XII

The holidays were short, but the respite they brought made up for that. I begged my father not to send me back to Saint Columba's. My mother sided with me. She suggested Saint Andrew's College in Dublin, or Strangway's: day-schools. I could stay with my grandmother, and cousins of mine, the Greer boys, were at Saint Andrews which would make things different for me. My father said he would think it over, but the thought of my quitting did not appeal to him. Then came my term report from the warden. A series of B's and V.B's after every subject but one, and a V.V.B. after conduct. With the report was a personal letter to my father from the warden, who appeared to see the surface of everything with amazing clarity and form his judgments accordingly. My father tossed the letter on the breakfast table.

"How can the man expect a boy to accomplish anything in class when he spends all his recreation hours writing out lines?"

One thing had queered me with the warden: he had caught me writing lines in his Latin class, lines given me by prefect Read, for bringing him someone else's canned cream in the dining hall my first morning at school.

The only words of encouragement in this dismal report came from the drawing master, Henry Allen, R.H.A., who said that a boy named Gaunt and I showed more promise than any of his pupils since William Orpen had been at Saint Columba's.

Three days at home made a lot of difference in everything. Each morning I went riding with Ned Purcell and, when I got home, Paddy Carry, a farmer's son who fancied himself as a boxer, would be waiting to put on the gloves with me. Paddy was a little touched in the head on account of Mr. and Mrs. Carry being first cousins, and though my father coached me when I boxed with him, he never got wise to it. Pretty soon I became used to his wild swings and could slip or block them with so much ease that I would grow careless and stop one of them with my nose, which would put me on the qui-vive again.

These bouts were a bit tough on Paddy. I was the one who got all the coaching; but no doubt my father thought Paddy was being sacrificed in a good cause. My brother —aged nine— always resented the way the proceedings were conducted. His sense of fair play was outraged, so he took upon himself the responsibility of coaching Paddy. A lack of scientific knowledge confined his support to shouts of encouragement when Paddy rushed me off my feet, and cries of derision when one of his swings connected with my nose. Paddy used to start off like a windmill running amok, and, as he was too heavy for me to hold off with a straight left, I usually spent the first round ducking and side-stepping, and letting him have it with short jolts to the midriff as he swung over my head. If this had not slowed him down for the second round, my father would light a cigarette and offer Paddy one too, which flattered him because he knew I was not allowed to smoke, and he would inhale the smoke deeply, as he was very proud of being able to blow it out through his nose. So he was generally winded by the third round, and would have a job keeping his hands up.
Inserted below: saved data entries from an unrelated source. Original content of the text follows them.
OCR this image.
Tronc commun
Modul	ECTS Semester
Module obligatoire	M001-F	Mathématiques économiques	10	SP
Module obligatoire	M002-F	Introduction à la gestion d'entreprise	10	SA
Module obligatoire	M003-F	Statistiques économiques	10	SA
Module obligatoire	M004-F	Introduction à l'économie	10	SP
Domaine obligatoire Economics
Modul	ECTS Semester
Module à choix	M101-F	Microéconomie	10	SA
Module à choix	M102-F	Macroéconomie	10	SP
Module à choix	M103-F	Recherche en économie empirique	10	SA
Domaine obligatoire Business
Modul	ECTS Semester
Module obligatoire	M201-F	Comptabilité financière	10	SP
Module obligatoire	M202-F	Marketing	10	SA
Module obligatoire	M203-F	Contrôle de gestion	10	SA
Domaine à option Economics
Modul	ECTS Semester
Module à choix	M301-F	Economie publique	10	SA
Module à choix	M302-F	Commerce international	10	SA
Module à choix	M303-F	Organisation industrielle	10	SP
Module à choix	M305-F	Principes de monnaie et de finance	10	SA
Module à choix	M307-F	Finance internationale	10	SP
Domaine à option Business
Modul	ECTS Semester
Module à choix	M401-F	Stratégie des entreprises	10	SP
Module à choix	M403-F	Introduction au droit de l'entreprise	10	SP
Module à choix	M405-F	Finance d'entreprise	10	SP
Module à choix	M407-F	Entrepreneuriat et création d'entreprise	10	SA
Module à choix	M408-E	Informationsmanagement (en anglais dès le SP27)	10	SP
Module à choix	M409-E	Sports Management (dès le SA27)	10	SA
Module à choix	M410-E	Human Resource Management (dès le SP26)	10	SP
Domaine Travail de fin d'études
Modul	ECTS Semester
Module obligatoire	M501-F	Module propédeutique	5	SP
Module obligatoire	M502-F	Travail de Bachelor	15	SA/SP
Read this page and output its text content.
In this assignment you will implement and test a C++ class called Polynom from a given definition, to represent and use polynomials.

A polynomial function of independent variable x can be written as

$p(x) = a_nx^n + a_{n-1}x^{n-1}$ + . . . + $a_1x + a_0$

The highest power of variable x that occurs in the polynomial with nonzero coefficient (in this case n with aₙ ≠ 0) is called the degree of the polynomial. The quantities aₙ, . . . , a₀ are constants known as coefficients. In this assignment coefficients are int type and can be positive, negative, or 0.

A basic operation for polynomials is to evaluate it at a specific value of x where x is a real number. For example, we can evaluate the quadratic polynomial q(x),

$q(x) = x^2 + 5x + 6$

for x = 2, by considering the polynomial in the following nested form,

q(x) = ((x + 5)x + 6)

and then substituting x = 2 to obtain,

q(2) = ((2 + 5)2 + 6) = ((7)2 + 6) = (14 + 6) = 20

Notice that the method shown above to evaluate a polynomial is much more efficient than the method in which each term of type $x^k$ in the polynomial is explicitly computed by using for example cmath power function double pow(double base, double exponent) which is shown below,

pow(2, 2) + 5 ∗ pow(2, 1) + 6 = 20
Then my father would make me stand off and box him.

After he had made it bleed a few times, my mother became afraid that Paddy would break my nose; but my father was of the opinion that a broken nose was not an unhonorable disfiguration. If you were ever going to learn how to avoid punches you had to take a few, he said.

During these holidays I spent a lot of time with my mother. In the afternoons she and my brother and I used to go visiting people in the parish, the rich, the well-to-do and the poor; those in the social swim and those who were not, and broke their necks trying to make you believe they were. The poor people, mostly Catholics, lived on potatoes and tea. And no matter how poor they were, when you came they always wanted to give you something to eat. They ate off a sack with a little mound of salt on it into which you dipped the floury potato, which never tasted as good at home when you ate it with a knife and fork off a plate. And we never could make potato cakes the way they did.

My mother was always telling me not to neglect my prayers. She was waiting for me to be confirmed so that I could get up at seven o'clock on Sunday mornings and go to early communion with her. I was not keen about the idea myself, but I would have been willing to get up at six to please her. Every night I used to read a verse of the small Testament she had given me. A verse she had marked in red ink: Whatsoever ye shall ask in my name, that will I do, that the Father may be glorified in the Son.

During the previous months I had been putting this divine promise to the test; and though to-date my fervent petitions that retribution in its direst form be visited upon the elephantlegged warden, the prefect Read and Bones major had remained unnoticed, I was aware that God's mills are reputedly slow grinders, and the virtue of patience must be cultivated.